Fab Labs have to share a common set of tools and processes. A prototyping facility is not the equivalent of a Fab Lab. A 3D printer is not a Fab Lab. The idea is that all the labs can share knowledge, designs, and collaborate across international borders. If I make something here in Boston and send you the files and documentation, you should be able to reproduce it there, fairly painlessly. If I walk into a Fab Lab in Russia, I should be able to do the same things that I can do in Nairobi, Cape Town, Delhi, Amsterdam or Boston Fab Labs. The critical machines and materials are identified in this list: http://fab.cba.mit.edu/about/fab/inv.html and there’s a list of open source software and freeware that we use online as well (embedded in Fab Academy modules here: http://academy.cba.mit.edu/classes/ ) But essentially it’s the processes and the codes and the capabilities that are important. So you want a laser cutter for 2D/3D design and fabrication, a high precision milling machine for making circuits and molds for casting, a vinyl cutter for making flexible circuits and crafts, a fairly sophisticated electronics workbench for prototyping circuits and programming microcontrollers, and if you can possibly find the funds, you’ll want the large wood routing machine for furniture and housing applications. We are also testing fairly inexpensive, but robust and with fair resolution 3D printers—the most current favorite is listed in the inventory.

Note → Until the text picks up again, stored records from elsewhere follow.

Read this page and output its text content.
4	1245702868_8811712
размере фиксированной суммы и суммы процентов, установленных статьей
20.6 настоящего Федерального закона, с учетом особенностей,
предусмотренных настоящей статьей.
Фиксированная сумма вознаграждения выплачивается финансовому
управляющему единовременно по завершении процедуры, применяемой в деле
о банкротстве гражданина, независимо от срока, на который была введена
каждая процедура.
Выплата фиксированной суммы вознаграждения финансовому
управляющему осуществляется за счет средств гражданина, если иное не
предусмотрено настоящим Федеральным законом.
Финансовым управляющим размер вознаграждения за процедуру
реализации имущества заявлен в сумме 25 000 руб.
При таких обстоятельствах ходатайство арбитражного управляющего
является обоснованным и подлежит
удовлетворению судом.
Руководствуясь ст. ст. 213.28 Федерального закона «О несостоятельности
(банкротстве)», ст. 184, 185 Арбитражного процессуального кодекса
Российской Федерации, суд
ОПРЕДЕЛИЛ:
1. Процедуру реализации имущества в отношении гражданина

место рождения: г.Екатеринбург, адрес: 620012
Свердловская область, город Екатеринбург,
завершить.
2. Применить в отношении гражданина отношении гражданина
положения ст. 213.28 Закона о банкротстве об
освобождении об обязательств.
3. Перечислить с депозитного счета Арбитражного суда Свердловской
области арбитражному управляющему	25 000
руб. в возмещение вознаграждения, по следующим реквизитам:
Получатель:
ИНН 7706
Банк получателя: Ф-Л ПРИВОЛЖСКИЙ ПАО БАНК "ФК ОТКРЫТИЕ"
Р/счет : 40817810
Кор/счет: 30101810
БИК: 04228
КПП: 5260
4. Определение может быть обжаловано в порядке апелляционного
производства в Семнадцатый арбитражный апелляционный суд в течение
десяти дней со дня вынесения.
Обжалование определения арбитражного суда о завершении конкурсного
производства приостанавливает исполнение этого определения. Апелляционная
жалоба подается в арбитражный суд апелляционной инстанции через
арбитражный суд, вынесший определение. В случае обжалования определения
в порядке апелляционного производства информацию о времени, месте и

Fab Labs must participate in the larger, global Fab Lab network, that is, you can’t isolate yourself. This is about being part of a global, knowledge-sharing community. The public videoconference is one way to do connect. Attending the annual Fab Lab meeting is another. FAB10 is in Barcelona this year, July 2-8. Collaborating and partnering with other labs in the network on workshops, challenges or projects is another way. Participating in Fab Academy is yet another way.